Key Takeaway. This chapter developed a formal, benchmark-agnostic framework for treating LLM agent evaluation infrastructure as an optimization target. The framework is motivated by the Meta-Harness concept from Stanford IRIS Lab but stands independently as an analytical contribution. The chapter is classified as a conceptual-framework chapter; no implementation claims about the Meta-Harness artifact are made.

Main Contributions.
  • Multi-objective harness fitness (Eqs. 28.1–28.2): reliability (ICC from G-theory), discriminability (mean pairwise Cohen's $d$, explicitly justified as a design choice), and coverage as quality objectives, with efficiency as a budget constraint and scorer calibration as a diagnostic.
  • Rigorous reliability formalization with full derivation (Eqs. 28.3–28.4): a three-facet crossed random-effects model yielding ICC(2,1) via task-averaging, with explicit derivation showing how between-model signal ($\sigma^2_m + \sigma^2_{mt}/N$) separates from within-model noise ($\sigma^2_r + \sigma^2_{mr} + \sigma^2_{tr}/N + \sigma^2_\epsilon/N$). Confidence intervals via F-distribution method of McGraw & Wong (1996).
  • Worked empirical demonstration (§28.7): all metrics computed on synthetic score tensors calibrated from published harness-variance data (Biderman et al., 2024; Parry et al., 2021), with a reproducible application recipe for lm-evaluation-harness.
  • Five-phase evaluation protocol (§28.10): baseline → optimization → full evaluation → ablation → ranking stability, with Kendall's $\tau_b$ throughout (consistent between text and code), bootstrap-based inference for ICC differences, and operationalized reporting schema.
  • Operationalized benchmark comparison (Table 28.3): reproducibility assessed via four observable criteria (environment pinning, rerun determinism, public scripts, scorer determinism) rather than subjective labels.

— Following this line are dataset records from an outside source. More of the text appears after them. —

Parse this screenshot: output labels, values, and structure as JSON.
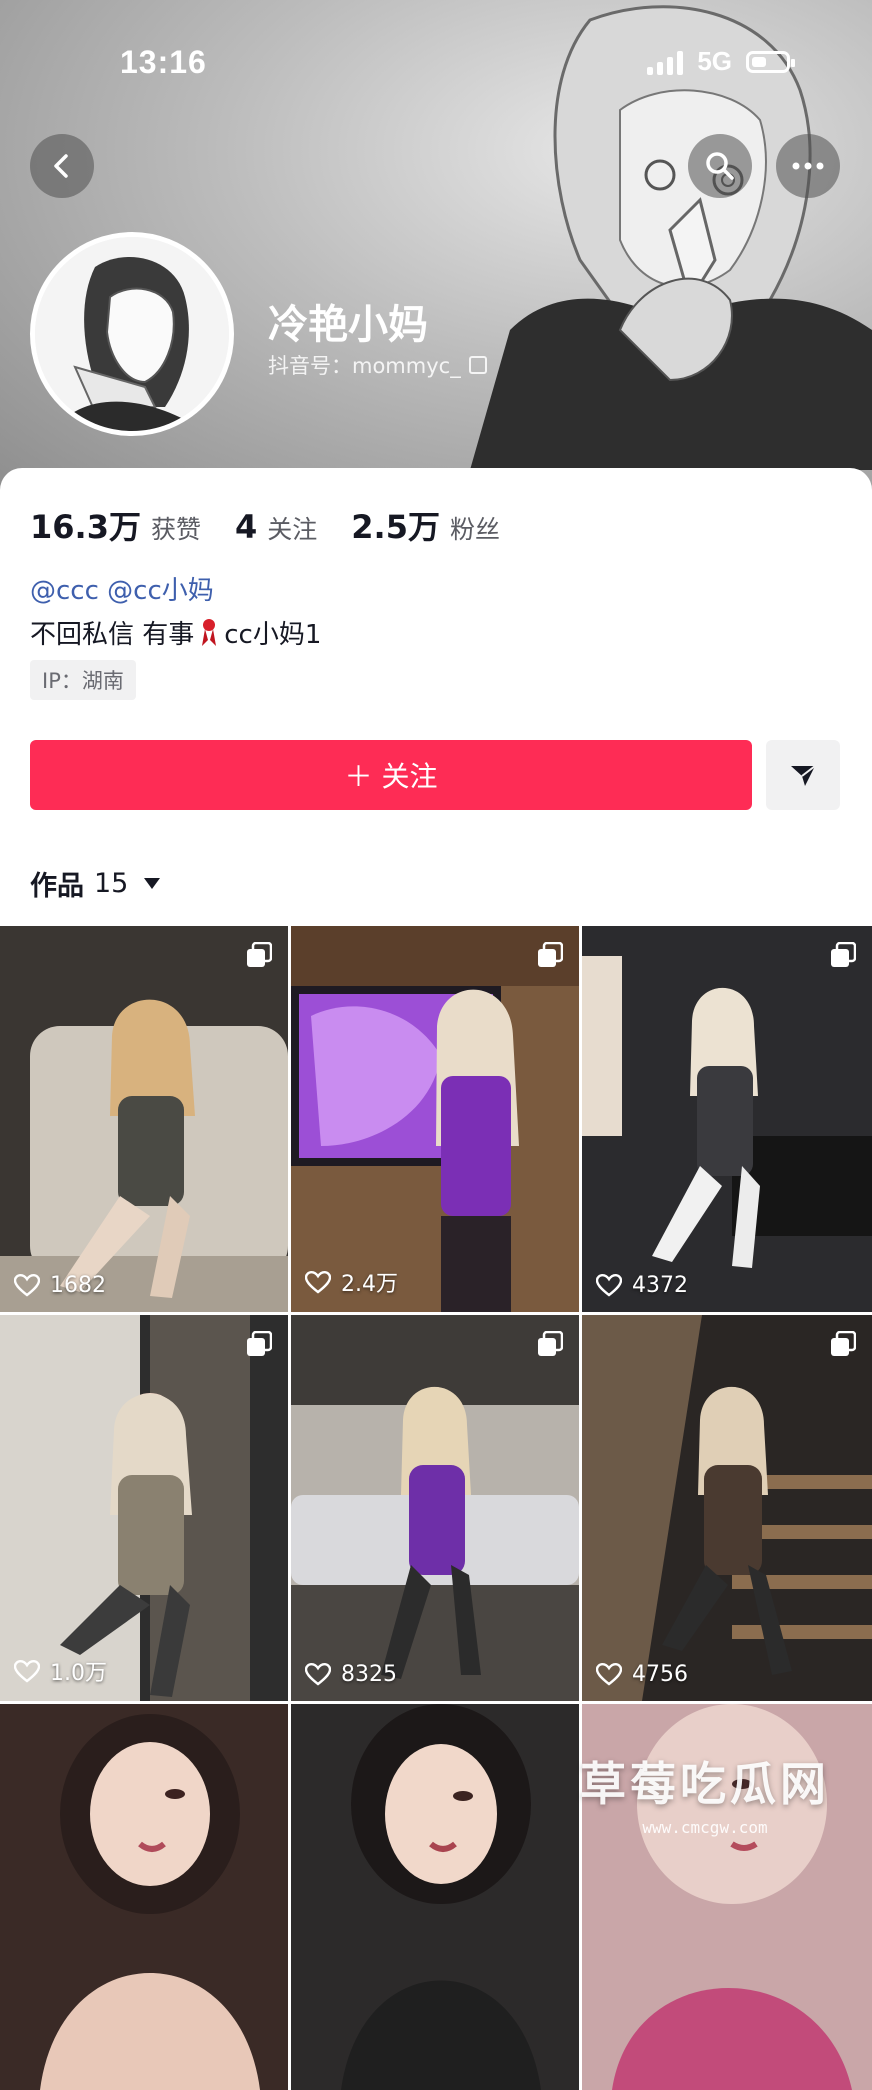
{
  "status_bar": {
    "time": "13:16",
    "network": "5G"
  },
  "profile": {
    "nickname": "冷艳小妈",
    "douyin_id": "抖音号：mommyc_",
    "stats": [
      {
        "value": "16.3万",
        "label": "获赞"
      },
      {
        "value": "4",
        "label": "关注"
      },
      {
        "value": "2.5万",
        "label": "粉丝"
      }
    ],
    "mentions": "@ccc @cc小妈",
    "bio_before": "不回私信 有事",
    "bio_after": "cc小妈1",
    "ip_location": "IP：湖南",
    "follow_label": "＋ 关注",
    "works_label": "作品",
    "works_count": "15"
  },
  "icons": [
    "back-arrow-icon",
    "search-icon",
    "more-icon",
    "share-arrow-icon",
    "copy-icon",
    "heart-icon",
    "multi-image-icon",
    "ribbon-icon"
  ],
  "colors": {
    "accent": "#fe2c55",
    "mention": "#3e5fad"
  },
  "videos": [
    {
      "likes": "1682",
      "multi": true
    },
    {
      "likes": "2.4万",
      "multi": true
    },
    {
      "likes": "4372",
      "multi": true
    },
    {
      "likes": "1.0万",
      "multi": true
    },
    {
      "likes": "8325",
      "multi": true
    },
    {
      "likes": "4756",
      "multi": true
    },
    {
      "likes": "",
      "multi": false
    },
    {
      "likes": "",
      "multi": false
    },
    {
      "likes": "",
      "multi": false
    }
  ],
  "watermark": {
    "title": "草莓吃瓜网",
    "url": "www.cmcgw.com"
  }
}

Epistemic Status. This chapter could not verify the Meta-Harness repository's implementation or report its empirical results. All architecture, equations, code, and analytical expectations are the survey author's constructions. The evaluation protocol (§28.10) specifies exactly what evidence would validate any meta-harness system.

For Researchers. The formal tools in this chapter—G-theory reliability decomposition, discriminability measurement, ranking-stability tests, and the composite fitness function—can be applied immediately to any existing evaluation harness. The code in §28.7 is self-contained and executable. Within the evolutionary AI context, harness optimization directly improves the signal-to-noise ratio of fitness evaluation (Eq. 28.11), making it a high-leverage investment for any system that uses benchmarks as selection criteria.